10. For Now, The D&O Insurance Industry Remains in a Hard Market
Insurance is a cyclical business. For many years, the D&O insurance industry was in a sustained “soft” market, characterized by abundant insurance capacity, low pricing, and broad coverage. More recently, the industry has been in a “hard market” phase. Pricing for D&O insurance began to rise in late 2018. After years of underpricing and adverse claims development and activity, insurers began pushing for rate, and the rate increases were supported in the market. The increases accelerated in 2019; and the increases were further exacerbated by the coronavirus outbreak in 2020. Pricing increases continued through 2021, although for some buyers the magnitude of price increases began to decelerate during the year. The hard market has been characterized not only by higher prices, but also by reduced capacity (as many insurers seek to reduce their limits exposed) and increased retentions.
As part of the process that makes insurance a cyclical business, the higher pricing levels have attracted new market entrants. There are a number of new D&O insurers, domestically, and in London and Bermuda. Many of these newer players are up and running, which means that additional capacity is available, at least for some buyers. Eventually, this new capacity will lead to increased competition, which in turn should cause the cycle to move into the next phase. To a certain extent, these processes are already evident, at least with respect to high attachment excess D&O insurance, where rates have in some cases started to ease for some buyers.
For now, as we head into 2022, D&O insurance overall remains in a hard market, with most buyers seeing their renewal premiums coming in at the elevated levels set over the most recent years. For certain buyers, such as IPO companies, SPACs, de-SPAC companies, and financially troubled companies, pricing remains at distressed levels. The likelihood is that the current hard market conditions will remain in effect at least well into the first half of 2022.
When the cycle turn will kick in is at this point difficult to discern. The current hard market conditions have persisted much longer than anyone might have predicted, making visibility much further ahead difficult.
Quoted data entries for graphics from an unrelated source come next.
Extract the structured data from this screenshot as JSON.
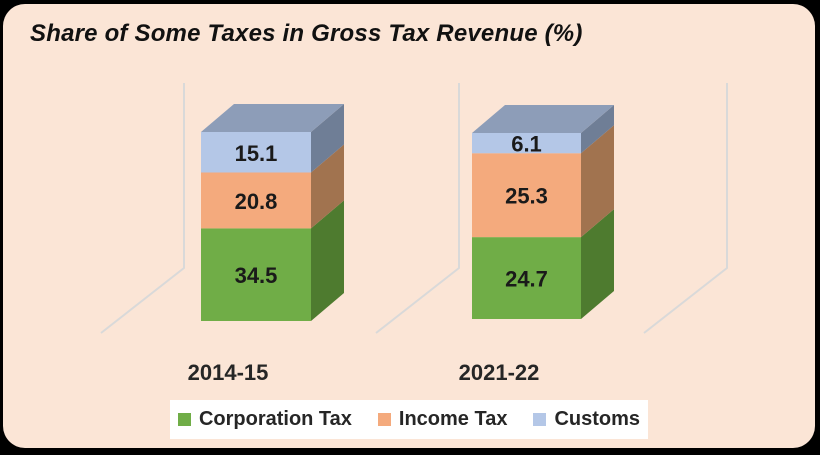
{
  "colors": {
    "canvas_border": "#000000",
    "panel_background": "#fbe5d6",
    "legend_background": "#ffffff",
    "gridline": "#d9d9d9",
    "value_label_text": "#1a1a1a",
    "category_label_text": "#262626"
  },
  "chart_data": {
    "type": "bar",
    "variant": "3d-stacked-column",
    "title": "Share of Some Taxes in Gross Tax Revenue (%)",
    "units": "%",
    "categories": [
      "2014-15",
      "2021-22"
    ],
    "series": [
      {
        "name": "Corporation Tax",
        "color": "#70ad47",
        "side_color": "#4e7b2f",
        "values": [
          34.5,
          24.7
        ]
      },
      {
        "name": "Income Tax",
        "color": "#f4aa7d",
        "side_color": "#a1734f",
        "values": [
          20.8,
          25.3
        ]
      },
      {
        "name": "Customs",
        "color": "#b4c7e7",
        "side_color": "#6f7e96",
        "values": [
          15.1,
          6.1
        ]
      }
    ],
    "top_face_color": "#8d9db8",
    "value_labels_shown": true,
    "legend_position": "bottom",
    "xlabel": "",
    "ylabel": "",
    "grid": "3d-category-backwall-lines"
  }
}
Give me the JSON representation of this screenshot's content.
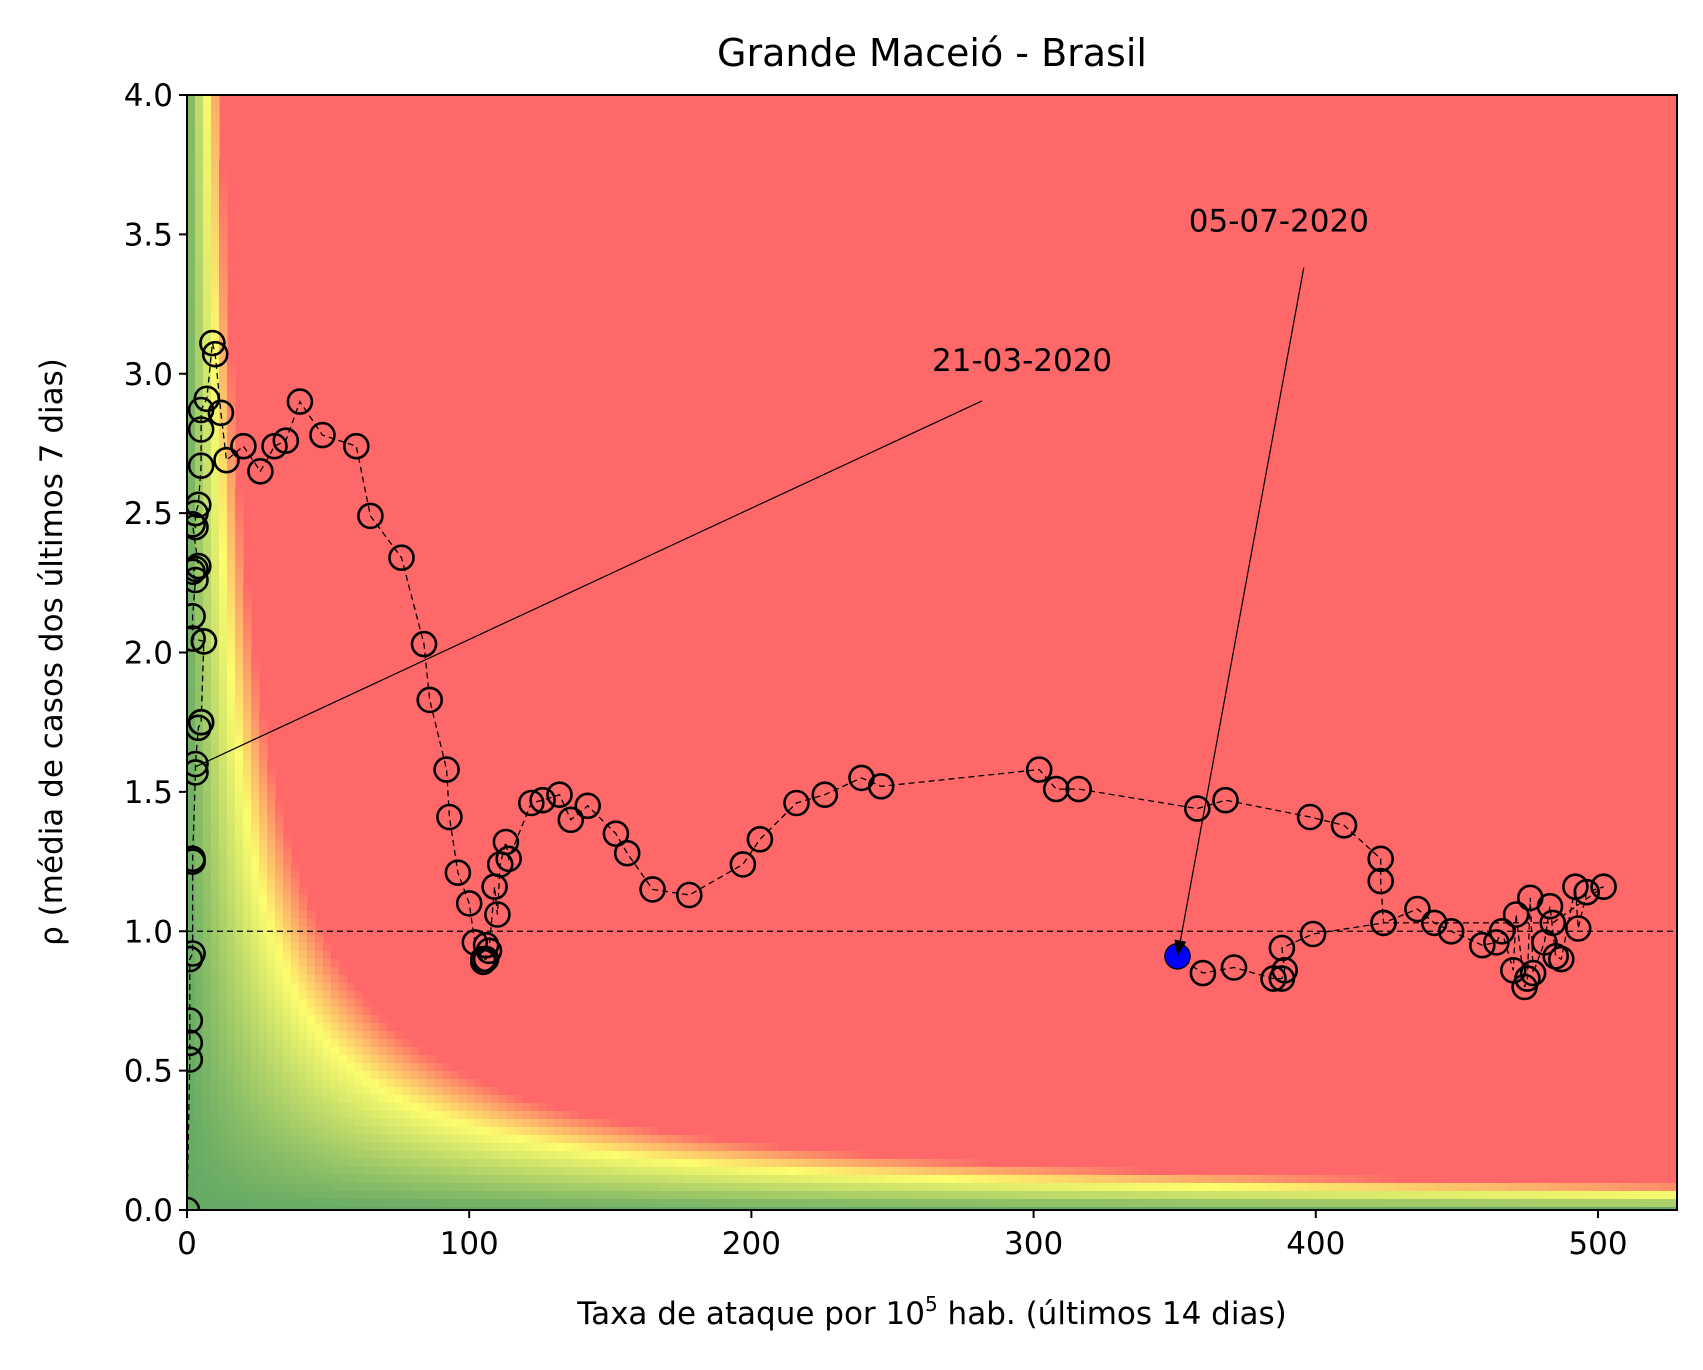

For now at least, D&O insurance buyers should continue to expect elevated pricing and retentions to continue.
In the meantime, the disrupted market conditions mean that more than ever policyholders need the assistance of an experienced and knowledgeable adviser for their D&O insurance placement. This is a time when specialized D&O insurance expertise and deep knowledge of the insurance market are indispensable. Well-informed D&O insurance buyers will ensure that their adviser has the requisite capabilities to navigate this difficult market phase.